A cyclist who was biking to raise funds for childhood cancer died after a fatal collision with a car on Saturday, say Lambton County OPP.
Lori Neville was 34.
The collision happened around 10 a.m., say OPP who were called to the area around Petrolia Line in St. Clair Township, south of Sarnia.
Police say after the cyclist and vehicle collided, Lori was sent to hospital where she was pronounced dead.
OPP West Region Technical Collision Investigators attended the scene to assist with the investigation.
"She was a great person, she always wanted to help people," Natalie Neville, Lori's wife, told CBC News Monday.
The couple have a three-year-old son, and though Neville described the last couple of days as "hell," she said she wanted to speak out because she doesn't "want it to happen to anybody else."
"I know accidents happen, but there's a lot of bikers out there," she said.
Neville said she's still in the dark about what exactly happened in the minutes before Lori's death.
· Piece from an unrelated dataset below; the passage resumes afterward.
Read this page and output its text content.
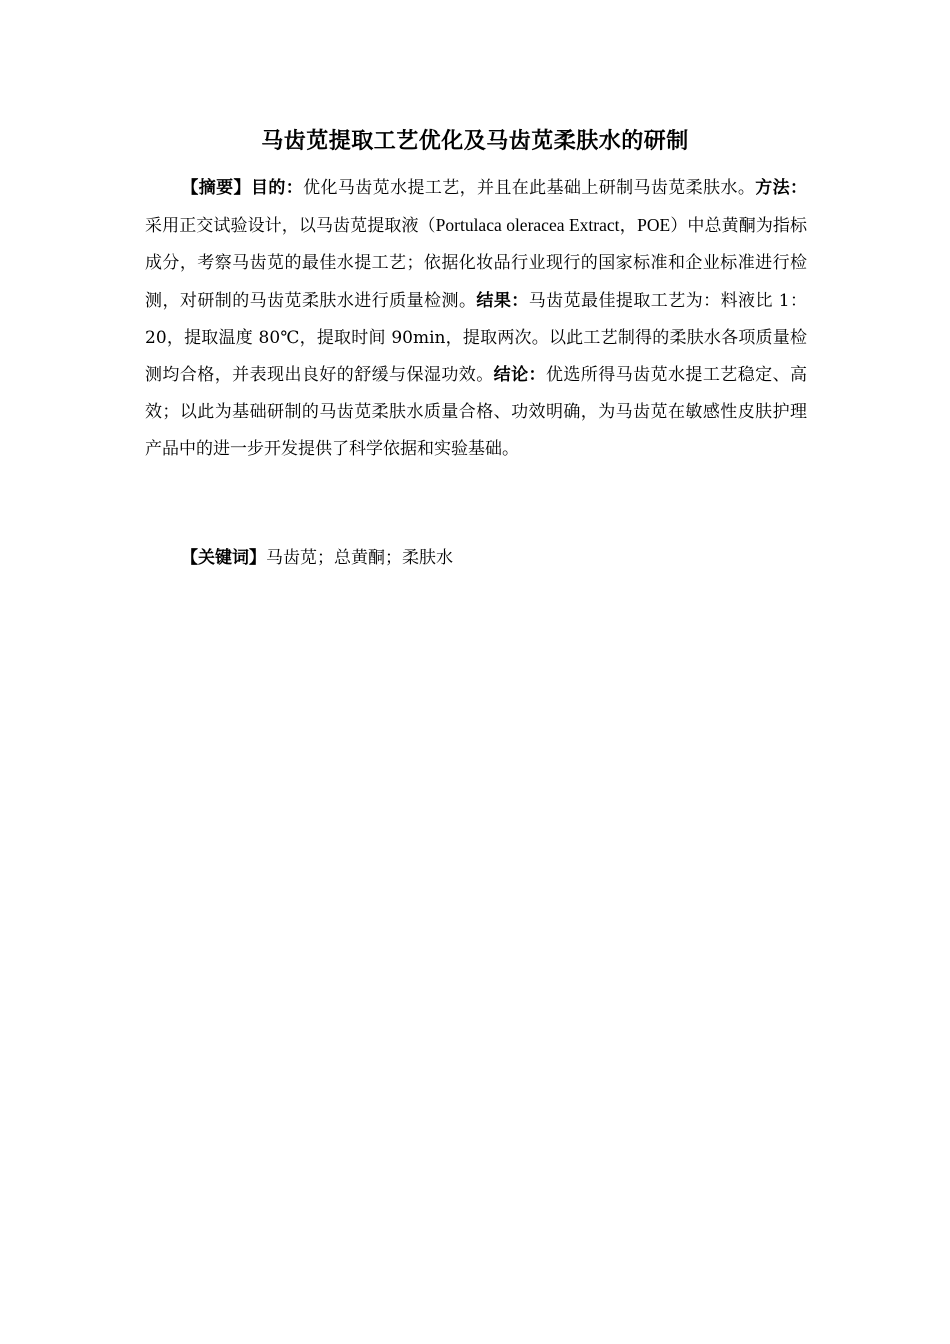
马齿苋提取工艺优化及马齿苋柔肤水的研制

【摘要】目的：优化马齿苋水提工艺，并且在此基础上研制马齿苋柔肤水。方法：采用正交试验设计，以马齿苋提取液（Portulaca oleracea Extract，POE）中总黄酮为指标成分，考察马齿苋的最佳水提工艺；依据化妆品行业现行的国家标准和企业标准进行检测，对研制的马齿苋柔肤水进行质量检测。结果：马齿苋最佳提取工艺为：料液比 1：20，提取温度 80℃，提取时间 90min，提取两次。以此工艺制得的柔肤水各项质量检测均合格，并表现出良好的舒缓与保湿功效。结论：优选所得马齿苋水提工艺稳定、高效；以此为基础研制的马齿苋柔肤水质量合格、功效明确，为马齿苋在敏感性皮肤护理产品中的进一步开发提供了科学依据和实验基础。

【关键词】马齿苋；总黄酮；柔肤水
Police haven't provided many details, she said.
Lori had started cycling as a hobby, then in June she signed up to ride with Great Cycle Challenge Canada to fight childhood cancer, said Neville.
"I think she was just looking at our son and if something ever happened she would want there to be that support there, so she felt bad for families that had to go through that and I think it just kind of touched her heart and gave her motivation," Neville said about Lori's decision to support childhood cancer.
According to Lori's profile on the challenge website, she had completed nearly 300 kilometres of her 500 kilometre goal, though Neville believes she might have forgotten to log one of her rides and actually had only 100 kilometres left.
According to Neville, Lori never anticipated she'd raise $1,000, but by Monday afternoon donations on her profile were rapidly climbing. By 4:30 p.m. the amount had grown to more than $8,000.
"She'd be so happy with that amount that's brought in now," Neville said through tears. "I can't thank people enough for donating in her memory."
Neville said people in Toronto have organized an hour-long ride on Wednesday to finish cycling the number of kilometres Lori had left.